China to have first private oil group
China's big private oil and gas enterprises will unite to organize a group corporation to strengthen their competitiveness, said sources Tuesday with the China Chamber of Commerce for Petroleum Industry (CCPI) of All-China Federation of Industry and Commerce.
Wang Yong, secretary-general of the chamber, said that the corporation, integrating well-performing assets of big private enterprises in petroleum and gas industries, will form a complete petroleum industrial chain covering fields from mining, refinery to sale.
"The goal is to obtain more policy supports from the government for China's private oil and gas enterprises and to enhance the oil supply security of the country," said Wang.
Wang said that the corporation, named Changcheng or Great Wall, will try to get listed overseas after the establishment.
According to Wang, there are over 80,000 private oil and gas enterprises with about one million employees in China.
Most in refinery and sale fields and mainly medium and small-sized ones, those enterprises boast an industry value of about one trillion yuan (US$120.8 billion) and most are well-performing assets.
There are over 40,000 private gas stations in China, covering 53 per cent of the total. Private oil refineries, distributed in more than ten provinces of the country, boast an annual refining capacity of nearly 100 million tons. And the annual storage capacity of those private enterprises amounts to 30 million tons with an annual sales volume of over 100 million tons, said Wang.
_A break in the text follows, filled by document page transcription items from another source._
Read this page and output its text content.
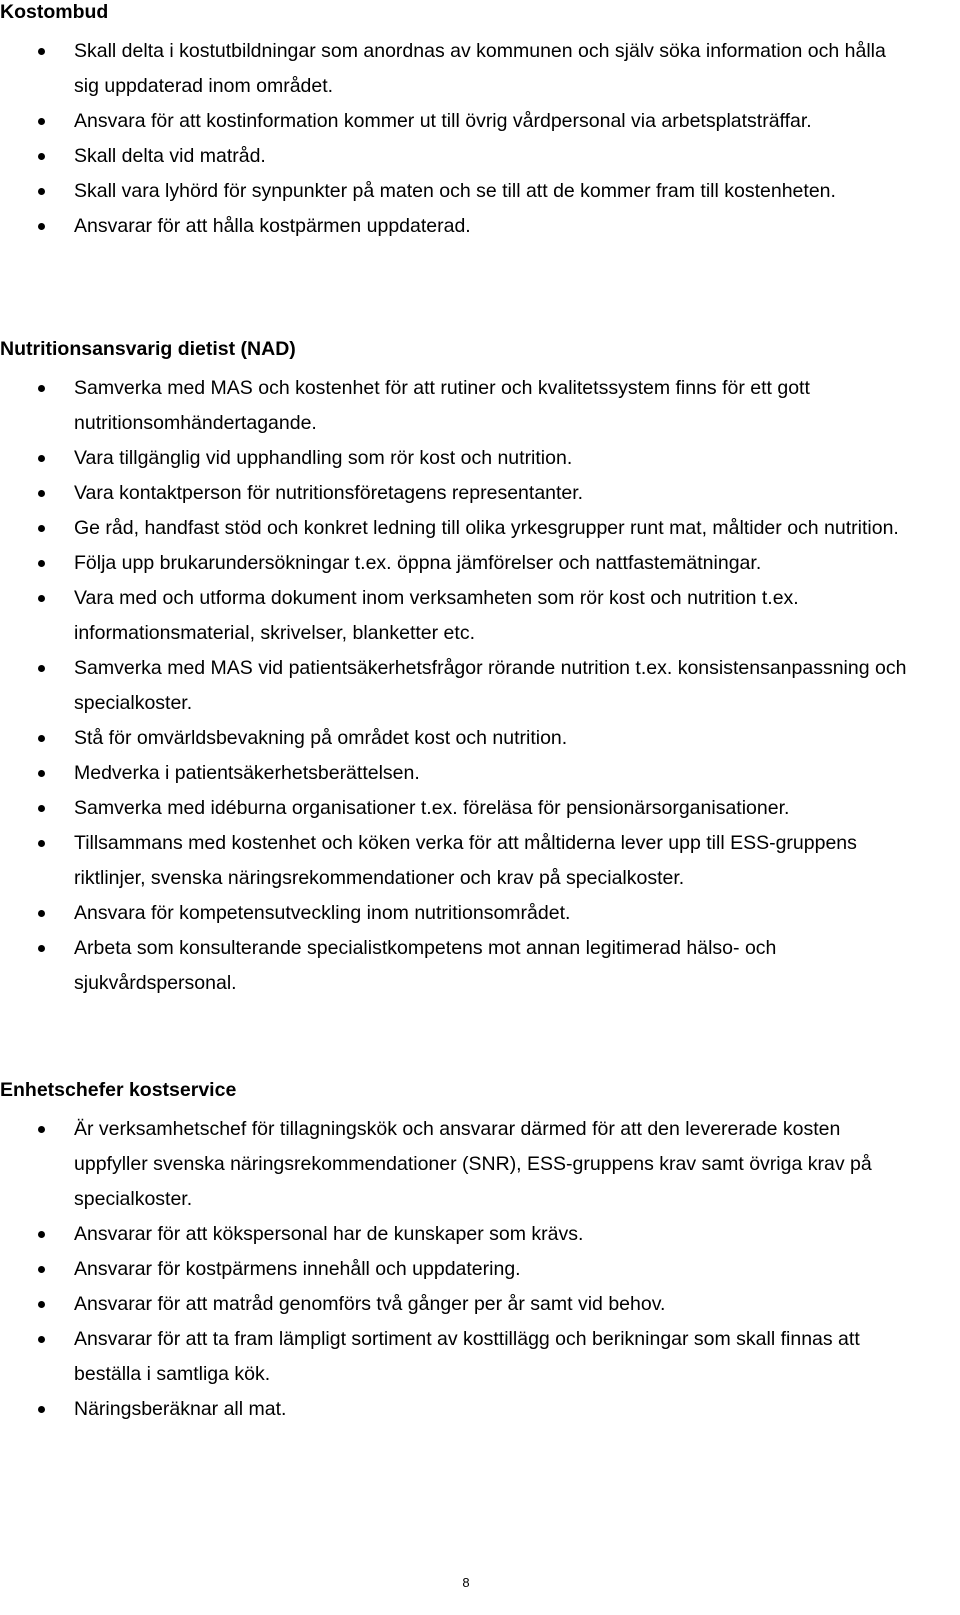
Kostombud
Skall delta i kostutbildningar som anordnas av kommunen och själv söka information och hålla sig uppdaterad inom området.
Ansvara för att kostinformation kommer ut till övrig vårdpersonal via arbetsplatsträffar.
Skall delta vid matråd.
Skall vara lyhörd för synpunkter på maten och se till att de kommer fram till kostenheten.
Ansvarar för att hålla kostpärmen uppdaterad.
Nutritionsansvarig dietist (NAD)
Samverka med MAS och kostenhet för att rutiner och kvalitetssystem finns för ett gott nutritionsomhändertagande.
Vara tillgänglig vid upphandling som rör kost och nutrition.
Vara kontaktperson för nutritionsföretagens representanter.
Ge råd, handfast stöd och konkret ledning till olika yrkesgrupper runt mat, måltider och nutrition.
Följa upp brukarundersökningar t.ex. öppna jämförelser och nattfastemätningar.
Vara med och utforma dokument inom verksamheten som rör kost och nutrition t.ex. informationsmaterial, skrivelser, blanketter etc.
Samverka med MAS vid patientsäkerhetsfrågor rörande nutrition t.ex. konsistensanpassning och specialkoster.
Stå för omvärldsbevakning på området kost och nutrition.
Medverka i patientsäkerhetsberättelsen.
Samverka med idéburna organisationer t.ex. föreläsa för pensionärsorganisationer.
Tillsammans med kostenhet och köken verka för att måltiderna lever upp till ESS-gruppens riktlinjer, svenska näringsrekommendationer och krav på specialkoster.
Ansvara för kompetensutveckling inom nutritionsområdet.
Arbeta som konsulterande specialistkompetens mot annan legitimerad hälso- och sjukvårdspersonal.
Enhetschefer kostservice
Är verksamhetschef för tillagningskök och ansvarar därmed för att den levererade kosten uppfyller svenska näringsrekommendationer (SNR), ESS-gruppens krav samt övriga krav på specialkoster.
Ansvarar för att kökspersonal har de kunskaper som krävs.
Ansvarar för kostpärmens innehåll och uppdatering.
Ansvarar för att matråd genomförs två gånger per år samt vid behov.
Ansvarar för att ta fram lämpligt sortiment av kosttillägg och berikningar som skall finnas att beställa i samtliga kök.
Näringsberäknar all mat.
8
Some powerful enterprises have risen in recent years. Among them, over 1,000 each have assets of more than 100 million yuan (US$12.1 million), hundreds each have assets of over one billion yuan (US$121 million) and more than 20 each have assets of over 10 billion yuan (US$1.21 billion).
In China's petroleum industry, monopolized to a considerable extent by large state-owned enterprises, more admissions to the market have become available to private enterprises in recent years.
Since 2004, a total of 49 non-state-owned enterprises, mostly privately owned, got licenses from the Ministry of Commerce to import crude oil or oil products.
According to the guideline for boosting development of the country's private economy released by the State Council on February 24, private capital will now be allowed to enter sectors and fields not specially banned by laws and regulations. This means that many sectors that are inaccessible to private capital including power generation, telecommunications, railway, civil aviation and oil, will be open to them now.
As the first response to those moves, over 100 private oil and gas enterprises initiated and established the CCPI last December.
According to China's commitments to the World Trade Organization (WTO), China will open its oil products wholesale market to foreign capital in 2006. And the country has just opened its oil products retailing market to foreign capital on Dec. 11 2004.